‘El secreto para que la mermelada salga sabrosa, es el añadirle unas semillas del mismo chabacano, muy pocas, porque hacen daño’.
Sabíamos que las primeras lluvias del año en Puebla traían siempre buenas noticias: además de refrescar las mañanas, se acercaba la temporada en que la bisabuela preparaba la mermelada de chabacanos que tanto disfrutábamos en una torta de agua untada de mantequilla. Muy temprano y al grito de ‘chiva el último’ corríamos por las canastas que colgaban en la cocina y nos trepábamos a la parte posterior de la camioneta Rambler Guayín azul de mamá y toda la familia se dirigía al Tianguis sabatino de San Miguel Huejotzingo.

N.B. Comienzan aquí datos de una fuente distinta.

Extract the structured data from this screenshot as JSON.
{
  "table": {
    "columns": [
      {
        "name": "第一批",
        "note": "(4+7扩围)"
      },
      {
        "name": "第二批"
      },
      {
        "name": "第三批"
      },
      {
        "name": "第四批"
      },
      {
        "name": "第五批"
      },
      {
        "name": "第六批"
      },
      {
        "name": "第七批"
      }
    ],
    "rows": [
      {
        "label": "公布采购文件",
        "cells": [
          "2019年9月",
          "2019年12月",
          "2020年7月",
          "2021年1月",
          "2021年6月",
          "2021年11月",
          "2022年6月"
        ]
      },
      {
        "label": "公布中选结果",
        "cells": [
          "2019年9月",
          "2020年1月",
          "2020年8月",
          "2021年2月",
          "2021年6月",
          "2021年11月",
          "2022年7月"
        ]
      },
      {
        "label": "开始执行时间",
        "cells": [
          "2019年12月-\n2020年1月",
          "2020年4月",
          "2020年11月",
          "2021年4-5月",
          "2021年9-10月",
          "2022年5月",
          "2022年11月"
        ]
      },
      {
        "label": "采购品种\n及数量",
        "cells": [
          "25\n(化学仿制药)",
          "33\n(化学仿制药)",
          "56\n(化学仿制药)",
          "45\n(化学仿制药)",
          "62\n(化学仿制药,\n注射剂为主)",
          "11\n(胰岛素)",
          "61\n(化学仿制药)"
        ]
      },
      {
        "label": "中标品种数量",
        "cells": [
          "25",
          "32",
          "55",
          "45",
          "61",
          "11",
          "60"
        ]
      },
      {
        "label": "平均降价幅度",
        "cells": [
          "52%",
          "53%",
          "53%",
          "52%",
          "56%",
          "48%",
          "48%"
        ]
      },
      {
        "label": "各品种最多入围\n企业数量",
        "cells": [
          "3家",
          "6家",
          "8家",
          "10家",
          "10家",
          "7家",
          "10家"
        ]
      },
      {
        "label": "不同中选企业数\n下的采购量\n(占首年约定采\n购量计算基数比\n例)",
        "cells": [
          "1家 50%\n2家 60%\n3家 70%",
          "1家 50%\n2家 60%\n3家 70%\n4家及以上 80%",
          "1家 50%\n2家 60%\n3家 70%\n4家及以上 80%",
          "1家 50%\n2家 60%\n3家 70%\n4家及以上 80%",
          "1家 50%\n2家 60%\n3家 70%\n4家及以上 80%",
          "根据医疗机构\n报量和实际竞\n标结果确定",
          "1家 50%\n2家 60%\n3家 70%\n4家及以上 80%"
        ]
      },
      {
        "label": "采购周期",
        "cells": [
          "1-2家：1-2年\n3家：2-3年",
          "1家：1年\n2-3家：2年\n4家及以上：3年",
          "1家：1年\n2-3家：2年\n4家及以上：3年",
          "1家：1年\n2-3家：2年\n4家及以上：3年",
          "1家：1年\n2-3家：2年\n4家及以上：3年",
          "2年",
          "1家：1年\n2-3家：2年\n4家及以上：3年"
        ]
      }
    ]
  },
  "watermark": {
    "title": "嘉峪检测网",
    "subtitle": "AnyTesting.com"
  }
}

El camino al mercado es el más bonito que recordaré siempre: tumbados en la camioneta y sólo viendo ‘de cabeza’ los alrededores, los hermanos jugábamos a adivinar la ruta que seguiría la camioneta hasta enfilarse a la carretera a Cholula y luego a Huejotzingo. Era éste de una belleza indescriptible para alguien que recorre el mismo camino tan sólo 50 años adelante: saliendo por ‘El Puente de México’ sabíamos que enormes árboles de Eucalipto arroparían nuestro andar, hasta llegar al mercado. Sus frondosas y verdes ramas cubrían por tramos la carretera, no dejando que un solo rayo de sol llegara al pavimento, haciendo el recorrido fresco y agradable. Extensos campos sembrados de tierna milpa empezaban a verdear el paisaje, cuyo horizonte resguardaban los siempre nevados Popocatépetl e Iztaccíhuatl.
¿Cómo describir a un niño actual la belleza de ese camino ahora que fue sustituido por concreto, grises construcciones de tabicón y mucha basura? Ni un solo árbol sobrevivió a la imbecilidad gubernamental de ideas ‘modernizadoras’.
Al llegar a la plaza principal de Huejotzingo nos recibía una algarabía monumental: enormes toldos de blanquísima tela de manta de algodón cobijaban los puestos de los propios, que ese día se acercaban de rancherías y poblaciones cercanas, a ofrecer sus mejores productos y entre ellas, lo que buscaba la bisabuela Valito: los chabacanos criollos que se cosechaban con las primeras lluvias de mayo. Montañas de olorosa fruta amarilla salpicada con puntos naranjas y rojizos era mercada por ávidos compradores que se acercaban de la capital, para elaborar en casa las esperadas compotas. Terminada la compra, se nos permitía saborear un vasito de burbujeante sidra helada, en uno de los expendios cercanos a la entrada el Exconvento de San Miguel.
En casa, la bisabuela dirigía y repartía la maniobra cual diestro capitán de barco: tú lavas perfectamente los frascos y las tapas de metal, tú lavas con sal y limón el cazo de cobre, tú y tú me ayudan a ‘escoger’ la fruta y lavarla. Mientras la bisabuela preparaba la mermelada, nos entreteníamos jugando a las matatenas con las semillas recién lavadas y secadas al sol. El nombre proviene del náhuatl Ma-tlatema, de maitl – mano, tlatema – arrojar algo. El juego consiste en recoger con la mano piedrecillas – o en este caso semillas de chabacano – al tiempo que se arroja una pelotilla, una canica u otra semilla. Gana, quien pueda retener el mayor número de ellas en la mano.
Al cabo de algunas horas, la bisabuela anunciaba que el dulce había alcanzado el punto y nos recordaba: ‘El secreto para que la mermelada salga sabrosa, es el añadirle unas semillas del mismo chabacano, muy pocas, porque hacen daño’ al tiempo que ponía a hervir los frascos y las tapas, para iniciar el proceso de llenado y esterilización al vapor de estos. Para evitar quemaduras, sólo la bisabuela realizaba tan delicada maniobra y al final teníamos permiso de ayudarle a apretar con fuerza las tapas metálicas y voltear los frascos de cabeza, para completar el proceso. Ya fríos, los frascos de mermelada se almacenaban en la oscura alacena de la cocina, que los mantenía en perfectas condiciones de conservación hasta el próximo mayo, que nos volvería a animar con sus primeras lluvias, a tomar camino a San Miguel Huejotzingo.
¡Charlemos más de Gastronomía Poblana y ‘’a darle, que es Mole de Olla’’!